On Feb. 27, NDP MPs Randall Garrison and Murray Rankin hosted a public consultation in Victoria on the 2015 Anti-Terrorism Act, commonly referred to as Bill C-51. Garrison and Rankin invited Reg Whitaker, an adjunct UVic professor and expert on government surveillance and privacy issues, and Laurel Collins, a UVic instructor with a focus on activism and social movements. All four speakers agreed to hold the consultation following a significant outcry from many people in Victoria, particularly UVic students.
The proposal would require the Canadian Security Intelligence Service (CSIS) to report any “activities that undermine the security of Canada” which CSIS discovers through surveillance programs. The NDP claims that the bill would “threaten activists . . . environmental groups, and First Nations” who oppose the agendas of the Canadian government.
Rankin, the MP from Victoria and former UVic law professor, stated that the Conservative Party has introduced new proposals for anti-terrorism measures in order to heighten Canadians’ fears of terrorism. Rankin opened by saying that, as a witness to the shooting at Parliament Hill in October, he knows terrorism is a real threat. However, he believes Bill C-51 goes too far to address this threat. He implied that it is no coincidence that this bill has appeared shortly before what polls show will be a close federal election. The Conservatives may hope that a frightened electorate will vote for their party, which has built a reputation as tough on crime and tough on terror. However, this effort may backfire, as the potential voters at the public consultation seemed less fearful of ISIS and more fearful of CSIS.

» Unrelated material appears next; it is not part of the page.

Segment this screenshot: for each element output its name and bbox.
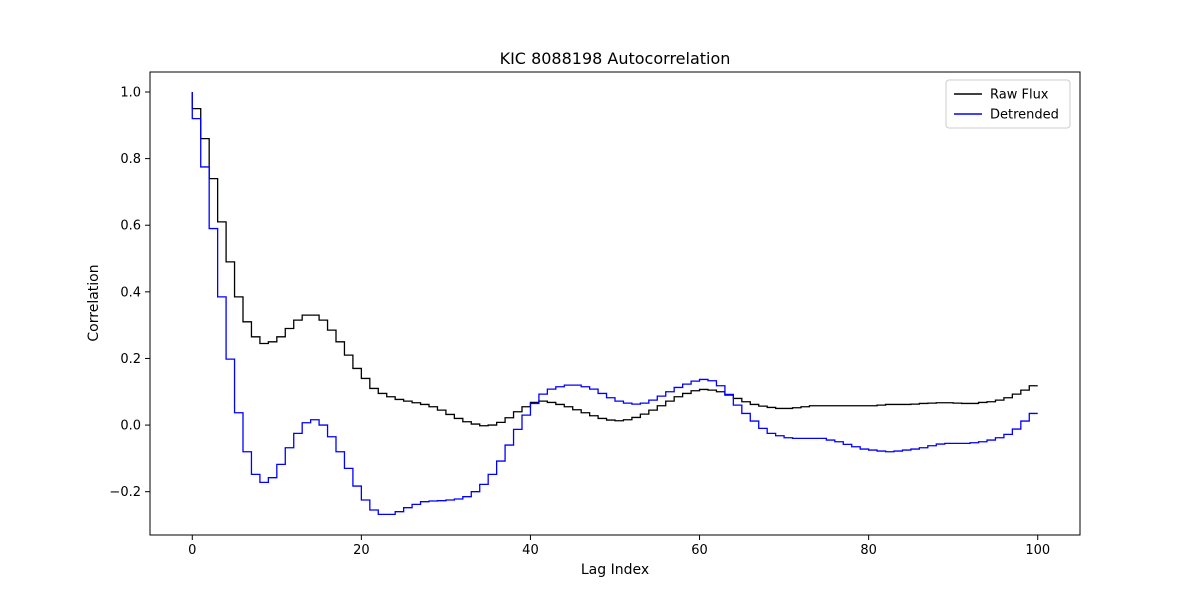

Garrison, the MP from Esquimalt-Juan de Fuca, serves as the official opposition’s Public Safety Critic and has played a prominent role in the ‘liberty versus security’ debate in Ottawa. He argues that Bill C-51 “will dismantle the privacy rights of all Canadians” as it “would authorize CSIS to do things like shut down someone’s Internet service, maybe shut off someone’s phone service, or conduct surveillance on private conversations.” He believes the language of the bill is “dangerously vague” and, if enacted, would probably be “ineffective against terrorism” and “the radicalization of youth.” Garrison claimed to oppose this legislation alongside many prominent political figures, including four former Prime Ministers, five former Supreme Court justices, and six former Ministers of Justice. UVic instructors Whitaker and Collins both called Bill C-51 a threat to dissent in Canada. Collins noted that CSIS could crack down on sit-ins, marches without permits, and other effective forms of civil disobedience. Whitaker highlighted the fact that Bill C-51 aims to protect “critical infrastructures” including pipelines. Those who peacefully protest pipelines, often students and Aboriginals, may be labelled as threats to Canadian security. Collins claimed that the bill will give CSIS the power to delete computer files and drain bank accounts of these and other peaceful protesters. Whitaker concluded by saying, “we don’t want a ‘1984’ society where the Canadian government knows everything about you.”
Not all UVic students oppose the measures described in the bill. Ryan Trelford, President of the UVic Conservative Club, supports Bill C-51, believing it is necessary to respond faster to terrorist threats. Trelford states that CSIS currently needs the approval of a judge “before they can do any type of ‘hands-on approach’ stuff. Basically, if they see a plot, they have to legally wait until they can do anything.” The proposed changes would allow police to urgently react to threats to public safety, “cutting red tape, making security more efficient, and keeping Canadians safe.”
The 2015 Anti-Terrorism Act will surely be a wedge issue in the 2015 federal election. When Canadians go to the polls this year, they will decide whether or not to retain a government which supports giving CSIS expanded powers.